2. Religious expenses. The husband also claims that he
was not given advance notice of the issue of payment of the
children's religious expenses and, therefore, the judge erred in
ordering the parties to share in the cost of those expenses. We
Generally, due process requires notice and an opportunity
to be heard. See Adoption of Cadence, 81 Mass. App. Ct. 162,
172 (2012). A denial of due process can occur when a judge
rules on an issue without first providing the affected parties
with notice and an opportunity to be heard on that issue. See
id. Here, contrary to the husband's claim, he was placed on
notice that the expenses of the children's involvement with
religious education, specifically Confraternity of Christian
Doctrine (CCD), was an issue before the judge.

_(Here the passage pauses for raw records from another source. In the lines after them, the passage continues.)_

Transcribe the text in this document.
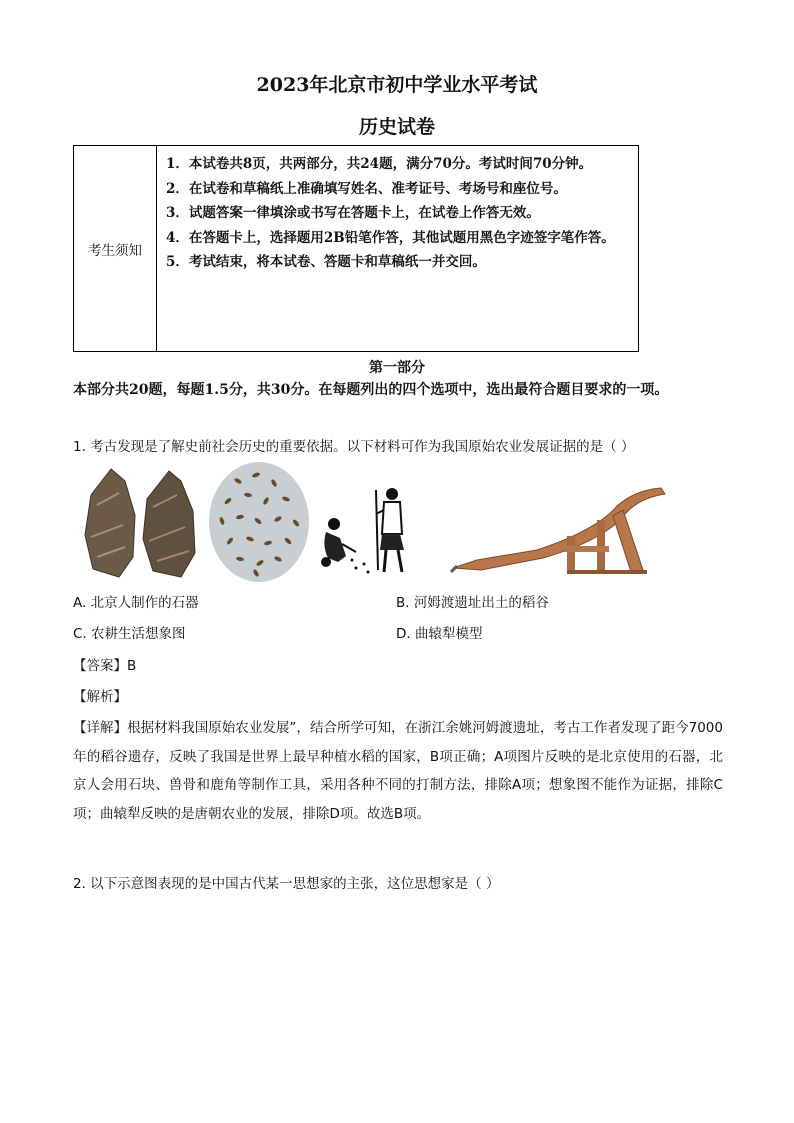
2023年北京市初中学业水平考试
历史试卷
考生须知
1．本试卷共8页，共两部分，共24题，满分70分。考试时间70分钟。
2．在试卷和草稿纸上准确填写姓名、准考证号、考场号和座位号。
3．试题答案一律填涂或书写在答题卡上，在试卷上作答无效。
4．在答题卡上，选择题用2B铅笔作答，其他试题用黑色字迹签字笔作答。
5．考试结束，将本试卷、答题卡和草稿纸一并交回。
第一部分
本部分共20题，每题1.5分，共30分。在每题列出的四个选项中，选出最符合题目要求的一项。
1. 考古发现是了解史前社会历史的重要依据。以下材料可作为我国原始农业发展证据的是（ ）
A. 北京人制作的石器	B. 河姆渡遗址出土的稻谷
C. 农耕生活想象图	D. 曲辕犁模型
【答案】B
【解析】
【详解】根据材料我国原始农业发展”，结合所学可知，在浙江余姚河姆渡遗址，考古工作者发现了距今7000年的稻谷遗存，反映了我国是世界上最早种植水稻的国家，B项正确；A项图片反映的是北京使用的石器，北京人会用石块、兽骨和鹿角等制作工具，采用各种不同的打制方法，排除A项；想象图不能作为证据，排除C项；曲辕犁反映的是唐朝农业的发展，排除D项。故选B项。
2. 以下示意图表现的是中国古代某一思想家的主张，这位思想家是（ ）
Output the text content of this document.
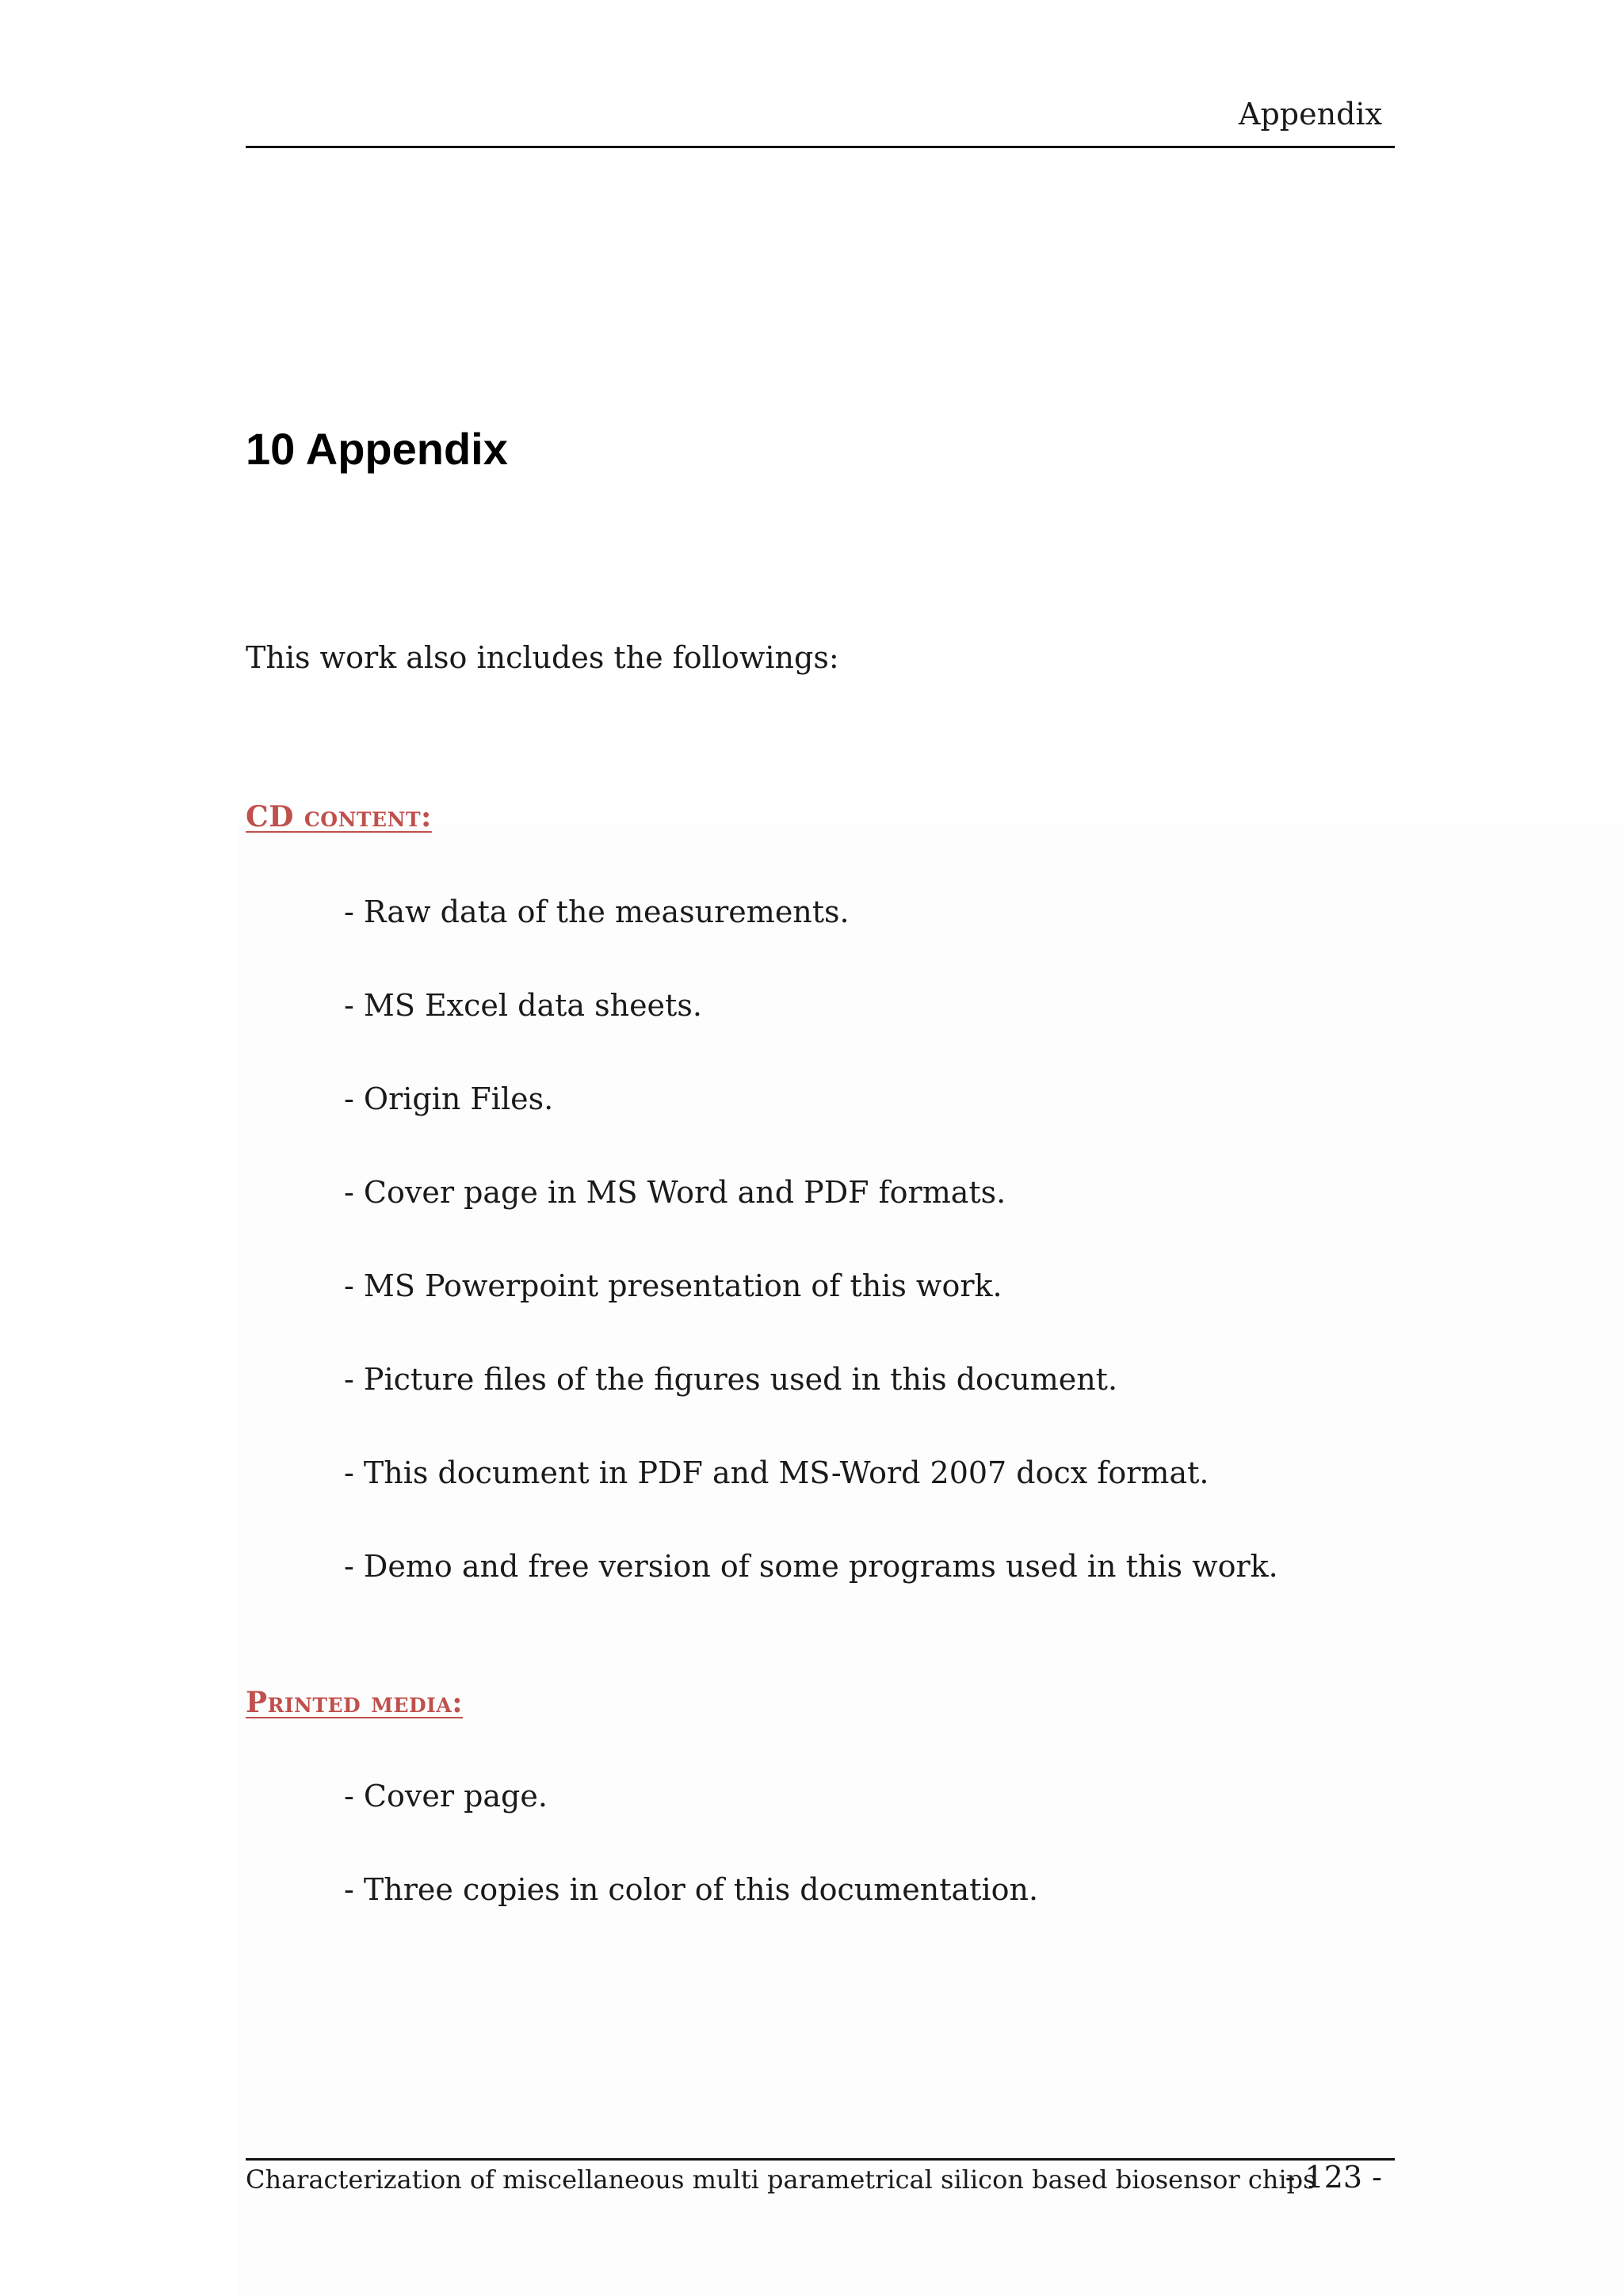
Appendix
10 Appendix
This work also includes the followings:
CD content:
- Raw data of the measurements.
- MS Excel data sheets.
- Origin Files.
- Cover page in MS Word and PDF formats.
- MS Powerpoint presentation of this work.
- Picture files of the figures used in this document.
- This document in PDF and MS-Word 2007 docx format.
- Demo and free version of some programs used in this work.
Printed media:
- Cover page.
- Three copies in color of this documentation.
Characterization of miscellaneous multi parametrical silicon based biosensor chips
- 123 -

On one of the financial statements that the wife submitted
during the divorce proceedings, she listed CCD as a weekly
6 expense. 2 Furthermore, the GAL report, also before the judge,
noted that there was tension between the parties regarding what
extracurriculars their children could sign up for, because some
interfered with church or religious studies. There is also a
reference in the GAL report that the husband's family attends
church. It was within the judge's discretion to credit this
evidence, to find that the husband was aware that the children
attended CCD (and was therefore on notice of the issue of
expenses for CCD), and to subsequently order the husband to
share in those expenses.
Corrected supplemental judgment of divorce dated December 19, 2024, affirmed.
By the Court (Meade, D'Angelo & Tan, JJ. 3),
Clerk
Entered: June 3, 2026.
2 We note that the cost of CCD here is de minimis.
3 The panelists are listed in order of seniority.